Wednesday, June 22, 2011

Sarah Palin's Emails

First and foremost let me say that I did not (and do not) expect there to be anything shocking in the Palin emails.  I expect the media to waste a ton of money, time, and attention on them.

It is a horrible state of affairs and the blame should be squarely pasted on those responsible:

Sarah Palin and the State of Alaska.

Yes, they are the ones to blame.  Basically, they did the equivalent of tattooing a live pig with a check and delivering it to the court to pay their fine.  Then they get upset when people pay attention to what they did.  They acted like spoiled children and deserve all the crap they are getting.  People have said if Obama got this attention, he never would have been elected.  I don't believe this (in large part because he DID get that kind of attention - anyone remember a birth certificate and pastor), but that is not the point. The point is he would not have acted as poorly as Palin or the State of Alaska did.
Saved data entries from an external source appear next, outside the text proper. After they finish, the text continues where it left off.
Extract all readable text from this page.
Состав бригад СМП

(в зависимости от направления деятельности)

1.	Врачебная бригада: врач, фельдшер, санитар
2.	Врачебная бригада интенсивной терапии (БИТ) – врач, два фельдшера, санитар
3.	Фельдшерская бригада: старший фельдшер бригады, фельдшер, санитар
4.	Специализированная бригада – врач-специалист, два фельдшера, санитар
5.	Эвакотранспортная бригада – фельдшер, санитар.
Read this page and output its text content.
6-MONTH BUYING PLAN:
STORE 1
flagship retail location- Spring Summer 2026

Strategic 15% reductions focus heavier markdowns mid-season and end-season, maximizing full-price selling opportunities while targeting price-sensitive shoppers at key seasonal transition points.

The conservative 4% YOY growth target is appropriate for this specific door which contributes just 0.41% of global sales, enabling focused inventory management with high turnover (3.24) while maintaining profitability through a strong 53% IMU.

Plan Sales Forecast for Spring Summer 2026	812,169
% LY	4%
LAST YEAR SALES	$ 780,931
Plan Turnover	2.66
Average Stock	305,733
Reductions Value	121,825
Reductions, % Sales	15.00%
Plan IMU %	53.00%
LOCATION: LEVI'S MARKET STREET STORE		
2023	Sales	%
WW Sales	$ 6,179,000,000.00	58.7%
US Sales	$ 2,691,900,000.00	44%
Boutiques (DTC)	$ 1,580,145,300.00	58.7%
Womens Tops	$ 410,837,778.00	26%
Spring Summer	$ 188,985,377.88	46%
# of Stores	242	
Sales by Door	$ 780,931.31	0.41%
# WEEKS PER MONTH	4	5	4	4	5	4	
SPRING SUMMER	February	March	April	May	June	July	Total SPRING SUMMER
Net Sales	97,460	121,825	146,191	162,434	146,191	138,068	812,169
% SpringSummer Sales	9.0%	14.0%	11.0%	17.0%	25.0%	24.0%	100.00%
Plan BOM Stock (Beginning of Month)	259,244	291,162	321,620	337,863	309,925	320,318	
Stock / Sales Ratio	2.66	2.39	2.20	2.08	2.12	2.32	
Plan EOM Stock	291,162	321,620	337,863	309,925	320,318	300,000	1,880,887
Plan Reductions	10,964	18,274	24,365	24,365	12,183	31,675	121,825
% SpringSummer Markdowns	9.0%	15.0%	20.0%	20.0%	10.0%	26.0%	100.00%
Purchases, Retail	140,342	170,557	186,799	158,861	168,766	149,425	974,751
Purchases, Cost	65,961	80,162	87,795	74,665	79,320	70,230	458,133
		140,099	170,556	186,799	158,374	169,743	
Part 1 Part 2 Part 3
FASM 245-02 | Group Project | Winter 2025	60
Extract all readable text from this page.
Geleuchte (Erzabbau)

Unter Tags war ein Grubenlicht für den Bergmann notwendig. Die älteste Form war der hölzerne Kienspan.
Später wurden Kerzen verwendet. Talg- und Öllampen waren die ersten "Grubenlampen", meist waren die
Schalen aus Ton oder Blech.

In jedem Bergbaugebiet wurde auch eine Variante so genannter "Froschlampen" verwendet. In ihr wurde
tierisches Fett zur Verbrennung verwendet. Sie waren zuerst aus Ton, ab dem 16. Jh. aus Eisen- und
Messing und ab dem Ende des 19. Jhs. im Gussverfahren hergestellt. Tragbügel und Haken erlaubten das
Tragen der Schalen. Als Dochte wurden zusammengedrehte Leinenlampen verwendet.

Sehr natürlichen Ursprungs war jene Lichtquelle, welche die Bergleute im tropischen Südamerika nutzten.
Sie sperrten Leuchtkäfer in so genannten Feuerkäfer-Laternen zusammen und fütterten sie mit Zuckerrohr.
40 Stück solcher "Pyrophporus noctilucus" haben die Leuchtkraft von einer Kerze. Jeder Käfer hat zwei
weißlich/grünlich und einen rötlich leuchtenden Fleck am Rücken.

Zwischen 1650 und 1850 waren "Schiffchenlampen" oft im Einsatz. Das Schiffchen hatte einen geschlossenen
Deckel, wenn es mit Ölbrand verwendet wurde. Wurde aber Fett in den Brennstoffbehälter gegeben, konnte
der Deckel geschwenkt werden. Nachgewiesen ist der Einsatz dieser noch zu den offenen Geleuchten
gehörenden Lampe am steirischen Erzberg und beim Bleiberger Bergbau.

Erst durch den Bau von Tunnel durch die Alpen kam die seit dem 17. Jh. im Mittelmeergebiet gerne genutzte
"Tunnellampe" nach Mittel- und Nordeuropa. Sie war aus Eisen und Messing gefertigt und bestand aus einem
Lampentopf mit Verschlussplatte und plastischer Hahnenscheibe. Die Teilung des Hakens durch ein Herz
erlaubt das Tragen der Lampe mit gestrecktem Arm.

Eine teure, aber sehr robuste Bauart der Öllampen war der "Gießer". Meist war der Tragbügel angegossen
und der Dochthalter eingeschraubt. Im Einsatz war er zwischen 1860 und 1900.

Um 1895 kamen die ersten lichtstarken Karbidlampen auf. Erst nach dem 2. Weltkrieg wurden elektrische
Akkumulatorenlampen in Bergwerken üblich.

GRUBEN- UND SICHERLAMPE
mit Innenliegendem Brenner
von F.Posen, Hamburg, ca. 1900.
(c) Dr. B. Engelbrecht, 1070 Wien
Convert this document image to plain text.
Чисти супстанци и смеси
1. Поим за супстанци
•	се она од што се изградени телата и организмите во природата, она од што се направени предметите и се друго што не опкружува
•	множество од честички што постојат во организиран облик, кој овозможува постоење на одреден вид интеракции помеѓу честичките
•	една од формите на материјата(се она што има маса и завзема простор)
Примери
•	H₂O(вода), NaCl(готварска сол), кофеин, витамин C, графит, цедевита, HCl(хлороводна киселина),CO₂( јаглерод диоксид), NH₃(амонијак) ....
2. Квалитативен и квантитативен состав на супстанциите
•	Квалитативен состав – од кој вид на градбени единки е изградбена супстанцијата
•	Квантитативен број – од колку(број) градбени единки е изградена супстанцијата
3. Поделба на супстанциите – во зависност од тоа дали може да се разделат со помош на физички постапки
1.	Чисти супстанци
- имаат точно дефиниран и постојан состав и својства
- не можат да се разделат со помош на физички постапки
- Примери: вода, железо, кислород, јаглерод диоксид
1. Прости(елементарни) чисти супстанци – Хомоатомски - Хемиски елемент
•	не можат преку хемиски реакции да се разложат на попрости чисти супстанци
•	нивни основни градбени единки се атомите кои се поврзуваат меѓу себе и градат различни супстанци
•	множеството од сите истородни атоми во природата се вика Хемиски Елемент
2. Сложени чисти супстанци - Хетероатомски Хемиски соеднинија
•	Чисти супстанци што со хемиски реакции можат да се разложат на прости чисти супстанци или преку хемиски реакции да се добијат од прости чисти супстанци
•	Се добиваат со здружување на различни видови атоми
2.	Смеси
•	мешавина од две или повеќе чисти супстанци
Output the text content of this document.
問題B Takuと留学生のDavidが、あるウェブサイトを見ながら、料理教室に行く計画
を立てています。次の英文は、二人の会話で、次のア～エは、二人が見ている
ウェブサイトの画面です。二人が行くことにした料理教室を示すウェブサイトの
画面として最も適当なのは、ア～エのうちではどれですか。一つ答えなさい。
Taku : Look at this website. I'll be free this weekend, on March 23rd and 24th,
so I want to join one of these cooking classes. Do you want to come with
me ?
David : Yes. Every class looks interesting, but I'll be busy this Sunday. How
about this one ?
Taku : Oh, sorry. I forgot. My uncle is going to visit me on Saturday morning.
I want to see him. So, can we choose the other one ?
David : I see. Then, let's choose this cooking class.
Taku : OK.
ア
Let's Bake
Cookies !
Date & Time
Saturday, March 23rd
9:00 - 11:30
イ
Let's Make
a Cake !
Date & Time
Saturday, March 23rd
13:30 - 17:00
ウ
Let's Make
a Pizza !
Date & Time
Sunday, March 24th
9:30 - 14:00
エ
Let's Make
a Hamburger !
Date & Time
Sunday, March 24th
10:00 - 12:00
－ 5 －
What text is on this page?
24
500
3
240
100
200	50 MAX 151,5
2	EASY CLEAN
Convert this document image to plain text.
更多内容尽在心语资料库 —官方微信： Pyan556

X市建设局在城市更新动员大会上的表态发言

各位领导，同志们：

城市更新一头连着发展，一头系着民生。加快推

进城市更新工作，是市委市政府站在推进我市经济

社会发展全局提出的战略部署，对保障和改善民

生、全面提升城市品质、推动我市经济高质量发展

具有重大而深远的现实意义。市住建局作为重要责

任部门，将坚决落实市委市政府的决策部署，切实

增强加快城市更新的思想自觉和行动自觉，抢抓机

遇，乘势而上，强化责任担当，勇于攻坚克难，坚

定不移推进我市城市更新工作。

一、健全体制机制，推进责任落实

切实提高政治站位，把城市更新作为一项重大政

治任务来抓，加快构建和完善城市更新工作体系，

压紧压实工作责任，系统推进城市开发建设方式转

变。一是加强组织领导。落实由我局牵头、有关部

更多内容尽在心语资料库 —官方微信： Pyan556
How can I say that?  Well I happen to work for a major law firm and my job is to deal with electronic discovery.   I can tell you that the average email is 1.5 pages long, and about a gigabyte of email files has about 100,000 pages (excluding attachments).  This is much smaller than the average Excel file that takes up 50 pages when printed, but the excel is less dense - one gigabyte of Excel has closer to 166,000 pages.  A mere 4,000 pages of should be about 250,000 MB.  Less if they zipped it up (not recommended - that makes my job harder).  It would fit on a single CD, not even DVD. 

In a typical lawsuit, we get many DVDs.  It is not that unsual for us to get a hard drive with 250 or more Gig of data on it.  A certain high profile Ponzi scheme I worked on involved over 1 million pages, not 24,000.   The judge gives a time limit of months not YEARS (State of Alaska) to get it.    Of course, most businesses would fire someone that choose to use outside emails (Palin) for business purposes.  Especially since she admitted she did it mainly to make it harder to get her emails. Anyone so unethical as to try and get around disclosure laws should not be in a position of power.

So how do companies comply with a month when Alaska found it hard to comply in two years?  The company hires people to do it.  Outside firms volunteered to do this for free for the state of Alaska, but they refused.  They were wired about confidential information that they had the legal right to with-hold getting out.  It's not like businesses are worried about confidential information getting out.  WHOOPS, they are.  In fact, they even have a term "Clawback"  for when someone mistakenly releases confidential information that they want back.  Yes, lawfirms do in fact return that information.   All of that happens within a couple of months.

There are many reasons why corporations use Electronic Discovery vendors to supply the documents.  It allows us to generate a bunch of metadata and do searches for things like dates and to look for BCC as well as CC and TO.   It lets us weed out duplicates (as in when I send an email to 20 people, their are 20 copies of the same email floating around, and we don't need 20, we just need one).  The vendor can TIFF (print to tiff files instead of to paper) the files, which allows you to prevent any hidden data from showing up.  There are good and legal reasons to do this - when you read the emails to make sure they did not contain stuff that was attorney/client privileged you likely just checked the final version, not an earlier draft that might be hidden, but recoverable.

What I am trying to say is that the State of Alaska definitely had reasons for screwing over the papers and t public, but not GOOD reasons.   The existing Electronic Discovery business already has solutions for ALL of the issues that the State of Alaska claimed were "insurmountable".  They just refused to pay a vendor to do it in a month, insisting on doing it themselves over 2 years.   I can also tell you that just paying people to do it for two years almost certainly GUARANTEED that the state spent more money than if they had hired a vendor for two months.

They even could have paid two sets of lawyers to double check and make sure they were not sending out stuff they did not have to, all in 4 months.  All cheaper than what they did.

As a result of Sarah Palins' direct attempt to circumvent the law, and the state's refusal to use outside help, instead of burning a single DVD and sending it via Fed Ex, they printed out 24,000 pieces of paper and made the newspapers and public come to Alaska and pick it up.

So yeah, someone made a big deal out of nothing.  But it wasn't the media.  It was a bunch of Alaskans that tried to thumb their nose at the law.  They deserve all of the negative attention - not because of what was in the emails but because of their childish attempts to avoid their legal requirements.  If a cop pulls you over and you throw a bag of oregano out the window, don't be surprised if he handcuffs you while he spends 30 minutes searching for the bag.